Ora è difficile dire quanto l’assassinio possa riproporre in quantità e in efferatezza il tema del terrorismo nella vicenda politica del paese; però qualche misura di prevenzione è bene venga assunta, tenendo conto di tutto quanto è cambiato dalla terribile stagione degli anni di piombo. In positivo c’è che quella vicenda, nella quale alcune generazioni hanno bruciato la loro giovinezza, è fallita. Politicamente e operativamente. Se allora qualcuno sperava che l’assassinio potesse partorire un cambiamento nella società, oggi nessuno più lo pensa, né ufficialmente lo predica. Ma qualcuno forse pensa che possa servire a bloccare la società, a conservarla ingessata, a paralizzare il processo di modernizzazione. E siccome l’emarginazione è un malessere che la politica non ha superato, anzi nelle sue espressioni più recenti ha addirittura aggravato, ci può essere chi ritiene che eccitare i disperati sia congeniale a un disegno di intimidazione.

E’ presto per trarre conclusioni, però qualche ammonimento alla classe dirigente è opportuno. Questa società politica va organizzata: rispetto agli anni Settanta, i partiti in Italia sono in crisi perché, efficienti nell’organizzare la disciplina, si sono mostrati insufficienti ad organizzare la libertà. E’ questo il salto di qualità che ha sprofondato in una crisi ancora irreversibile i partiti, che è come fossero inconsapevoli del grande cambiamento intervenuto nella società italiana, nella quale la libertà, appunto, ha fatto irruzione quale esigenza fondamentale ed insopprimibile. Questi partiti, che “battono” ancora tessere e non garantiscono partecipazione, appaiono francamente inadeguati a fronteggiare un fenomeno quale il terrorismo. E, senza la loro mediazione, è difficile che la società civile possa esprimere da sola una reazione concreta, popolare, diffusa. Ci sono momenti in cui i palazzi delle istituzioni diventano sedi dalle quali i cittadini si sentono lontani, addirittura esclusi. Sono questi i momenti in cui il movimento politico assume il ruolo, che più gli è proprio, di collegamento fra lo stato e la società. Il fatto che il tramite oggi non ci sia e che i partiti si ritrovino, a sinistra ed a destra, isolati nelle rappresentanze istituzionali costituisce una difficoltà per fronteggiare la ferocia degli assassini. La disorganicità della società politica è il terreno di coltura della loro isolata ferocia.

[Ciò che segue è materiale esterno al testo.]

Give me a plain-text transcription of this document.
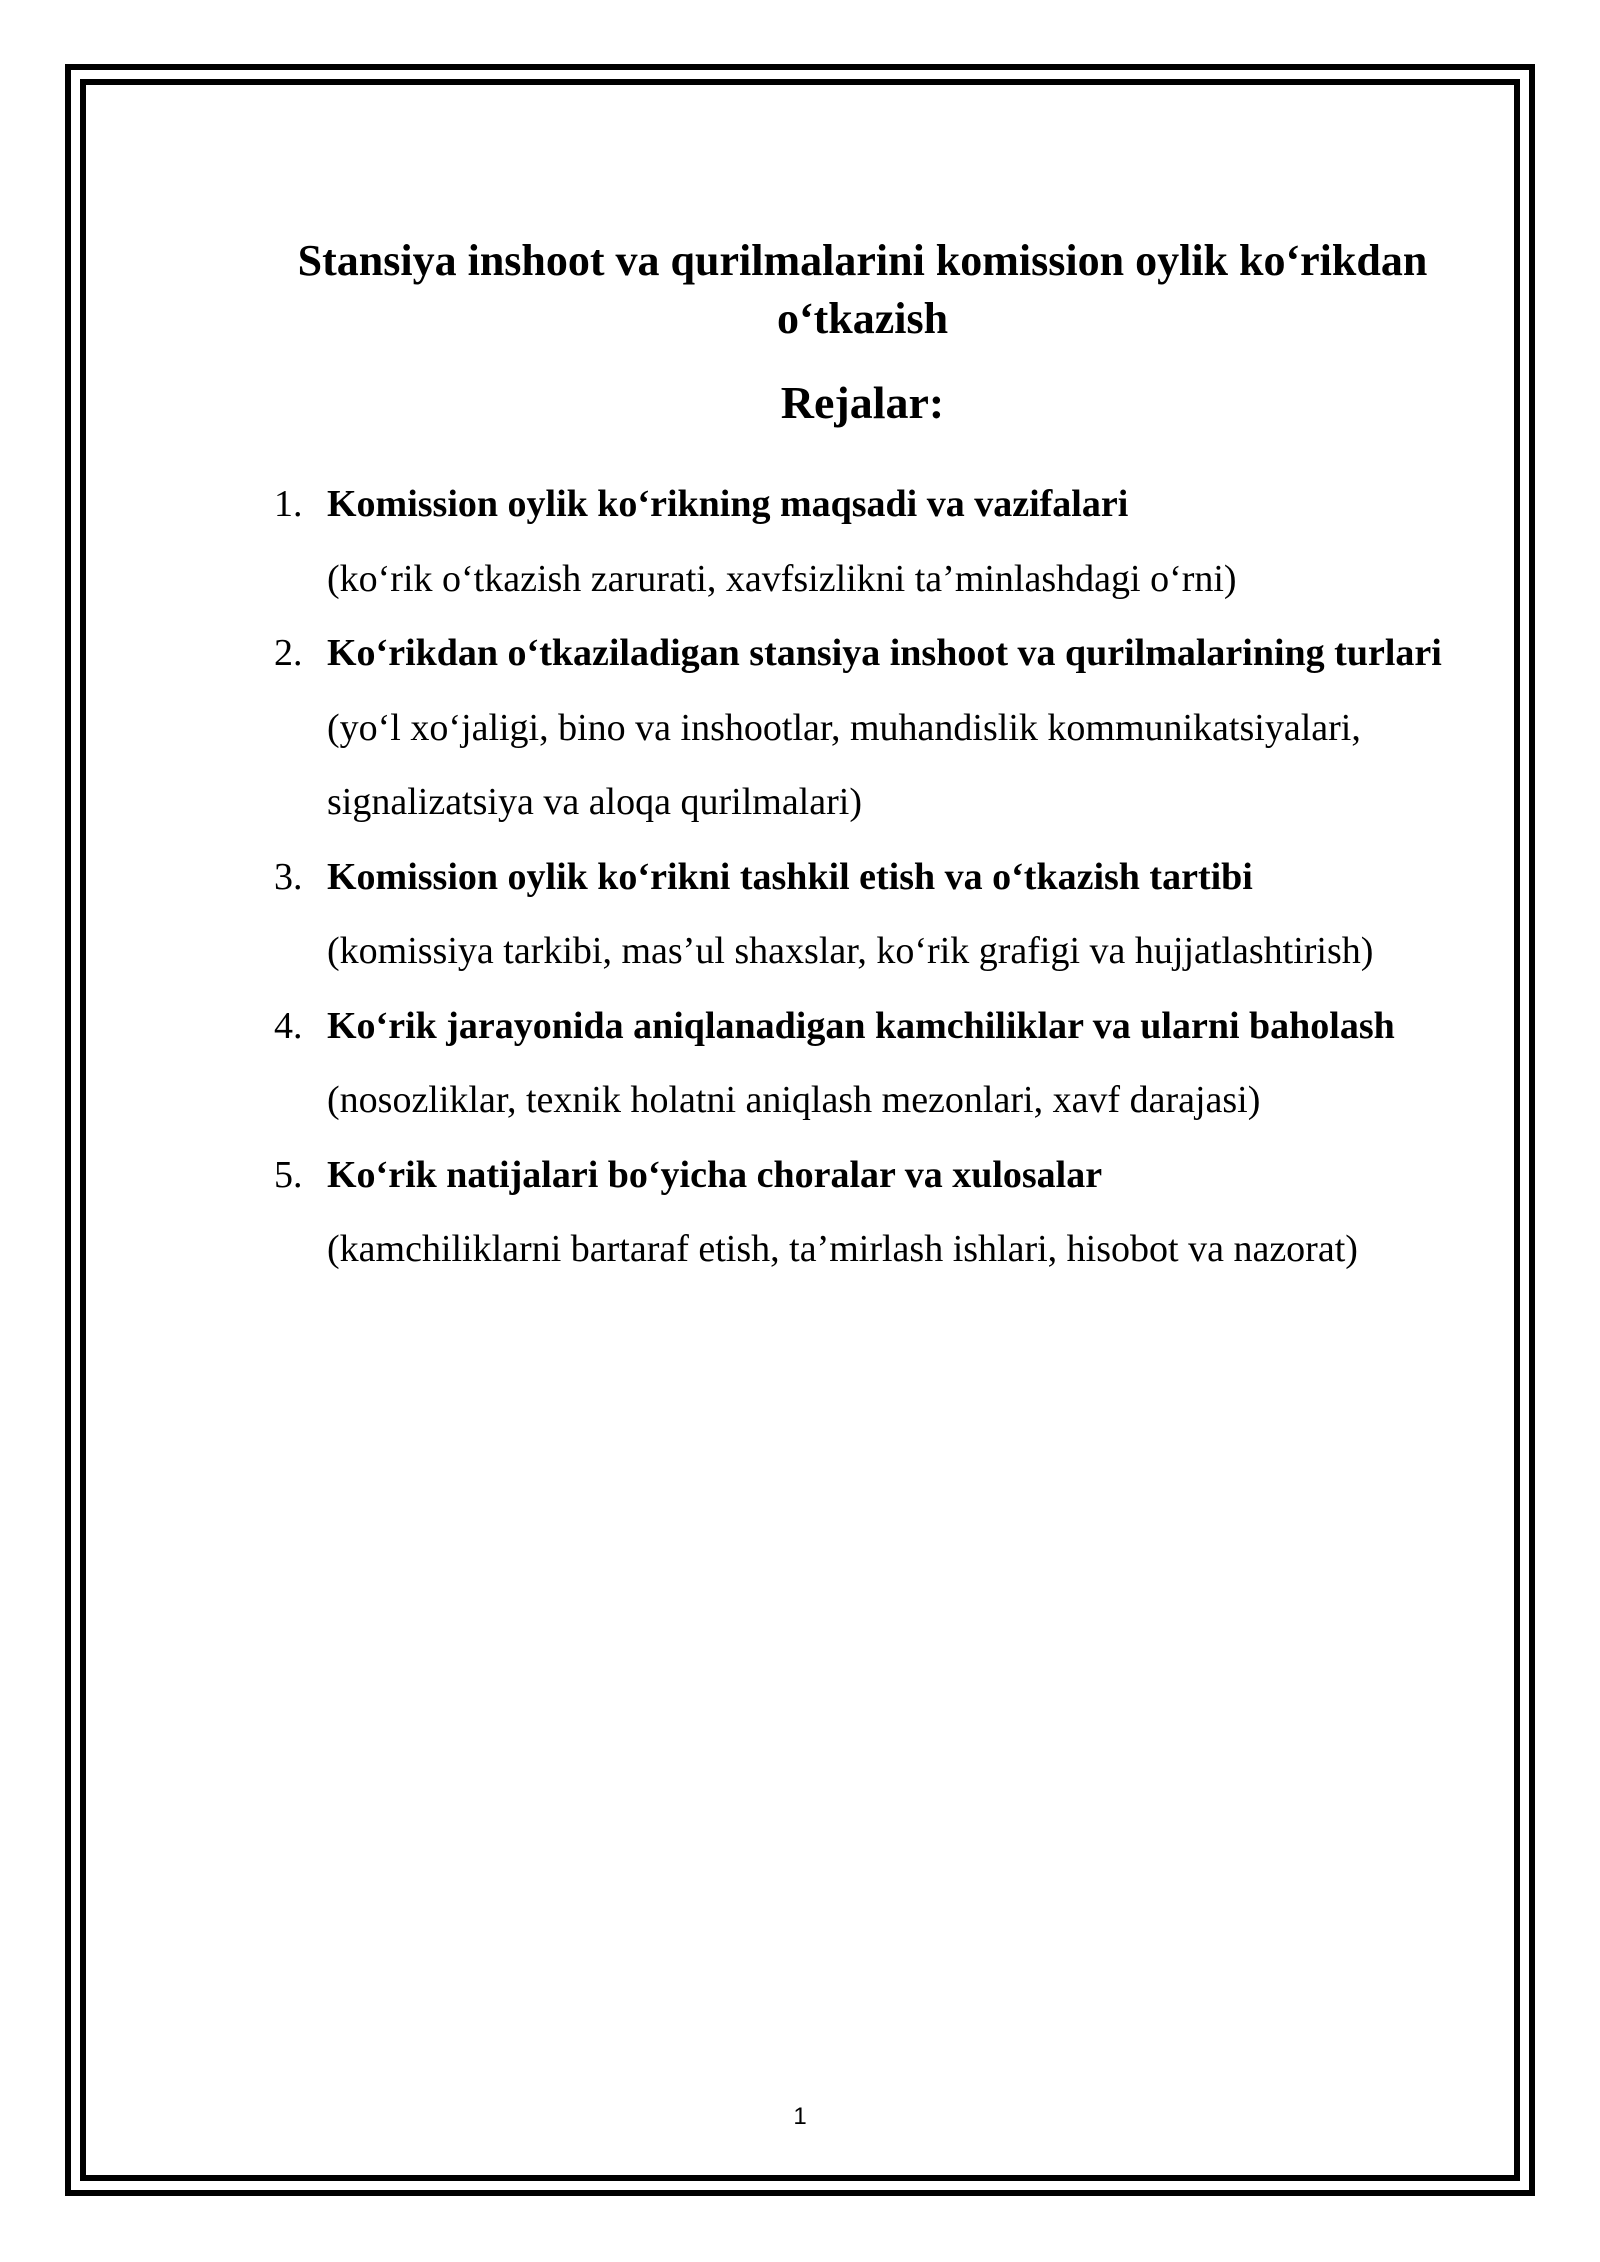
Stansiya inshoot va qurilmalarini komission oylik ko‘rikdan o‘tkazish
Rejalar:
1. Komission oylik ko‘rikning maqsadi va vazifalari
(ko‘rik o‘tkazish zarurati, xavfsizlikni ta’minlashdagi o‘rni)
2. Ko‘rikdan o‘tkaziladigan stansiya inshoot va qurilmalarining turlari
(yo‘l xo‘jaligi, bino va inshootlar, muhandislik kommunikatsiyalari, signalizatsiya va aloqa qurilmalari)
3. Komission oylik ko‘rikni tashkil etish va o‘tkazish tartibi
(komissiya tarkibi, mas’ul shaxslar, ko‘rik grafigi va hujjatlashtirish)
4. Ko‘rik jarayonida aniqlanadigan kamchiliklar va ularni baholash
(nosozliklar, texnik holatni aniqlash mezonlari, xavf darajasi)
5. Ko‘rik natijalari bo‘yicha choralar va xulosalar
(kamchiliklarni bartaraf etish, ta’mirlash ishlari, hisobot va nazorat)
1
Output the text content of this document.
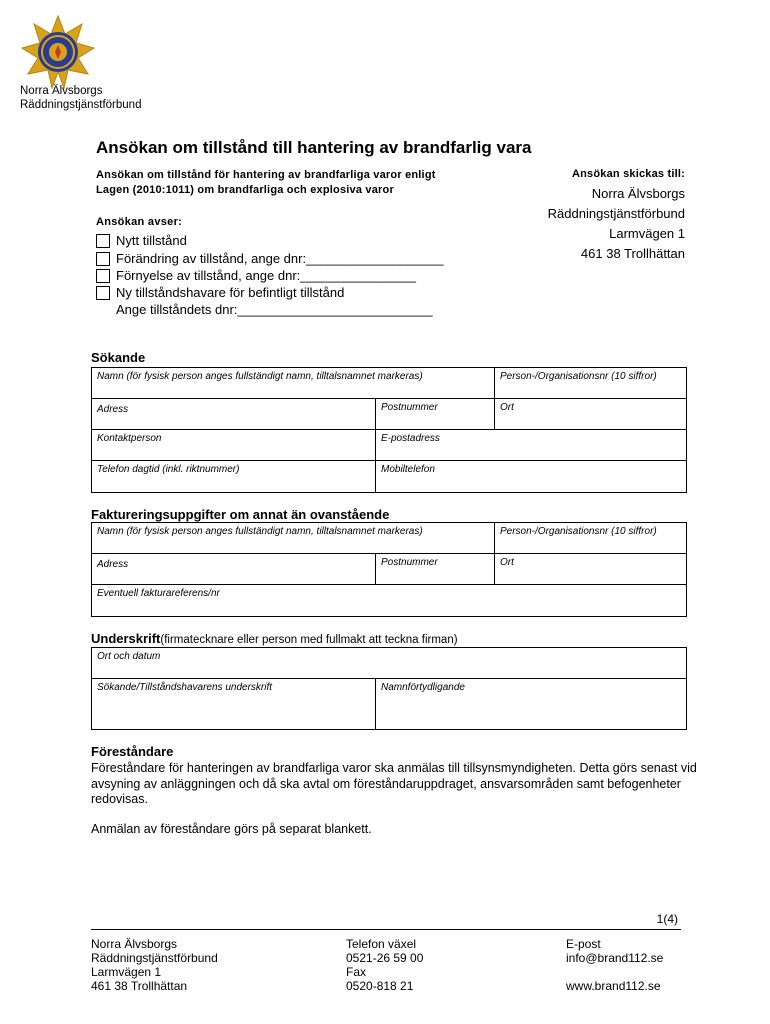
Norra Älvsborgs
Räddningstjänstförbund
Ansökan om tillstånd till hantering av brandfarlig vara
Ansökan om tillstånd för hantering av brandfarliga varor enligt Lagen (2010:1011) om brandfarliga och explosiva varor
Ansökan avser:
Nytt tillstånd
Förändring av tillstånd, ange dnr:___________________
Förnyelse av tillstånd, ange dnr:________________
Ny tillståndshavare för befintligt tillstånd
Ange tillståndets dnr:___________________________
Ansökan skickas till:
Norra Älvsborgs
Räddningstjänstförbund
Larmvägen 1
461 38 Trollhättan
Sökande
Namn (för fysisk person anges fullständigt namn, tilltalsnamnet markeras)	Person-/Organisationsnr (10 siffror)
Adress	Postnummer	Ort
Kontaktperson	E-postadress
Telefon dagtid (inkl. riktnummer)	Mobiltelefon
Faktureringsuppgifter om annat än ovanstående
Namn (för fysisk person anges fullständigt namn, tilltalsnamnet markeras)	Person-/Organisationsnr (10 siffror)
Adress	Postnummer	Ort
Eventuell fakturareferens/nr
Underskrift(firmatecknare eller person med fullmakt att teckna firman)
Ort och datum
Sökande/Tillståndshavarens underskrift	Namnförtydligande
Föreståndare
Föreståndare för hanteringen av brandfarliga varor ska anmälas till tillsynsmyndigheten. Detta görs senast vid avsyning av anläggningen och då ska avtal om föreståndaruppdraget, ansvarsområden samt befogenheter redovisas.
Anmälan av föreståndare görs på separat blankett.
1(4)
Norra Älvsborgs
Räddningstjänstförbund
Larmvägen 1
461 38 Trollhättan
Telefon växel
0521-26 59 00
Fax
0520-818 21
E-post
info@brand112.se
www.brand112.se
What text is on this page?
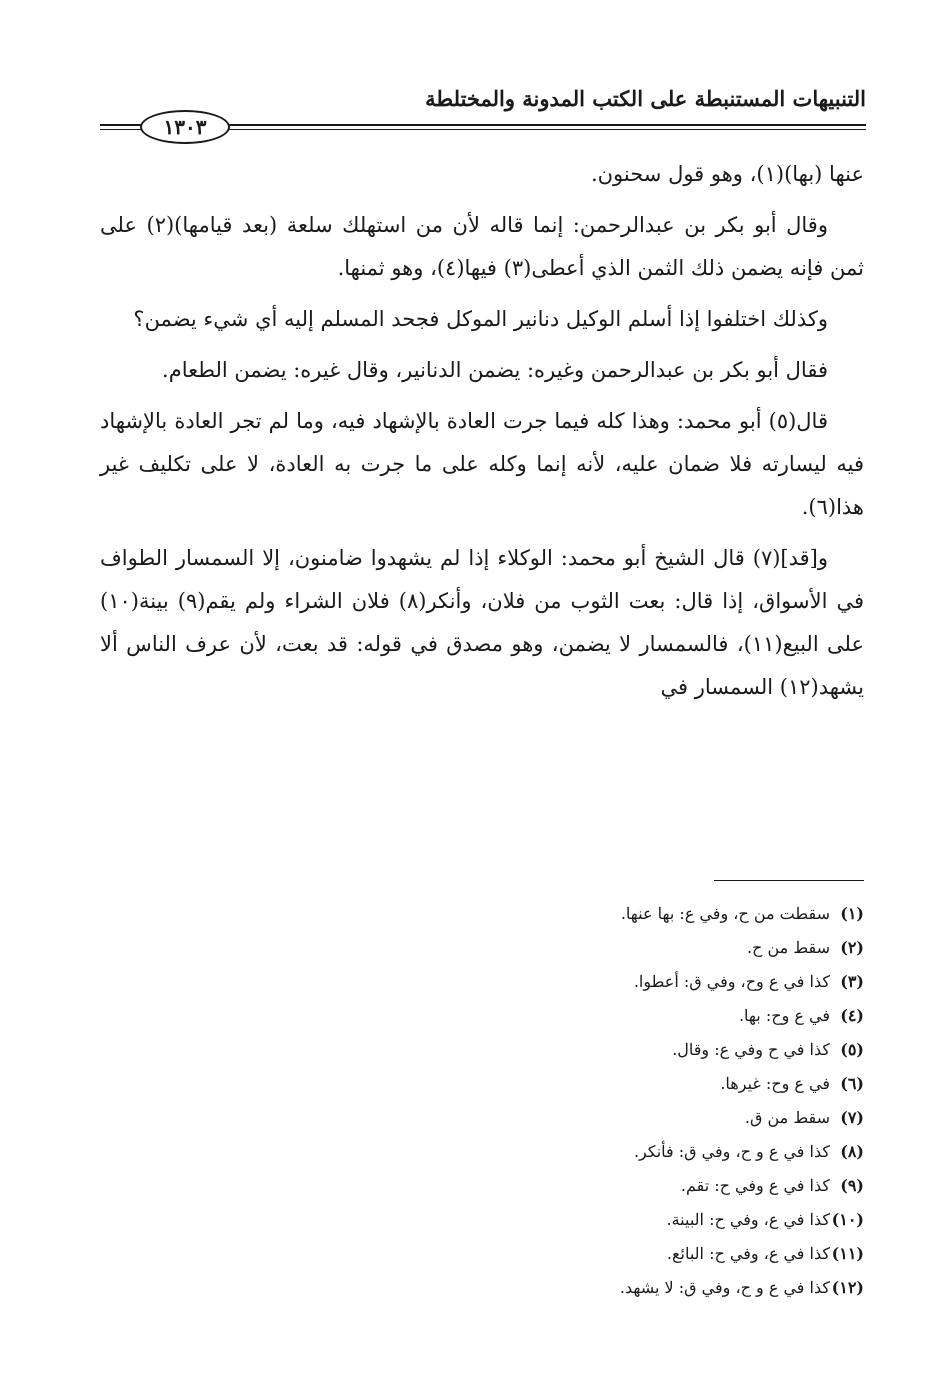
التنبيهات المستنبطة على الكتب المدونة والمختلطة
١٣٠٣

عنها (بها)(١)، وهو قول سحنون.

وقال أبو بكر بن عبدالرحمن: إنما قاله لأن من استهلك سلعة (بعد قيامها)(٢) على ثمن فإنه يضمن ذلك الثمن الذي أعطى(٣) فيها(٤)، وهو ثمنها.

وكذلك اختلفوا إذا أسلم الوكيل دنانير الموكل فجحد المسلم إليه أي شيء يضمن؟

فقال أبو بكر بن عبدالرحمن وغيره: يضمن الدنانير، وقال غيره: يضمن الطعام.

قال(٥) أبو محمد: وهذا كله فيما جرت العادة بالإشهاد فيه، وما لم تجر العادة بالإشهاد فيه ليسارته فلا ضمان عليه، لأنه إنما وكله على ما جرت به العادة، لا على تكليف غير هذا(٦).

و[قد](٧) قال الشيخ أبو محمد: الوكلاء إذا لم يشهدوا ضامنون، إلا السمسار الطواف في الأسواق، إذا قال: بعت الثوب من فلان، وأنكر(٨) فلان الشراء ولم يقم(٩) بينة(١٠) على البيع(١١)، فالسمسار لا يضمن، وهو مصدق في قوله: قد بعت، لأن عرف الناس ألا يشهد(١٢) السمسار في

(١)سقطت من ح، وفي ع: بها عنها.
(٢)سقط من ح.
(٣)كذا في ع وح، وفي ق: أعطوا.
(٤)في ع وح: بها.
(٥)كذا في ح وفي ع: وقال.
(٦)في ع وح: غيرها.
(٧)سقط من ق.
(٨)كذا في ع و ح، وفي ق: فأنكر.
(٩)كذا في ع وفي ح: تقم.
(١٠)كذا في ع، وفي ح: البينة.
(١١)كذا في ع، وفي ح: البائع.
(١٢)كذا في ع و ح، وفي ق: لا يشهد.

Questa riflessione è propedeutica all’altra che riguarda il tono del dibattito politico. Noi non pensiamo che in democrazia si debbano abbassare i torni della polemica per il timore che “le parole diventino pallottole”. Il linguaggio della politica è uno dei misuratori della responsabilità dei partiti e dei dirigenti. Però una cosa è il tono del dibattito, altro è disconoscere all’avversario la legittimità ad essere interlocutore. Questo è il peccato della sinistra, in particolare di quel ceto intellettuale che, per conservare i privilegi, non esita a criminalizzare l’avversario, insensibile al fatto che così si criminalizzano le figure istituzionali, si legittima il ricorso all’uso di “qualsiasi mezzo”. C’è chi fa il duro per mestiere, sapendo che non dovrà mai passare dalle parole ai fatti, e chi non capisce la strumentalizzazione dei furbi, li prende in parola e passa alle vie di fatto. La storia dei furbi che eccitano e degli stupidi che li prendono sul serio è vecchia, e però non si chiude mai.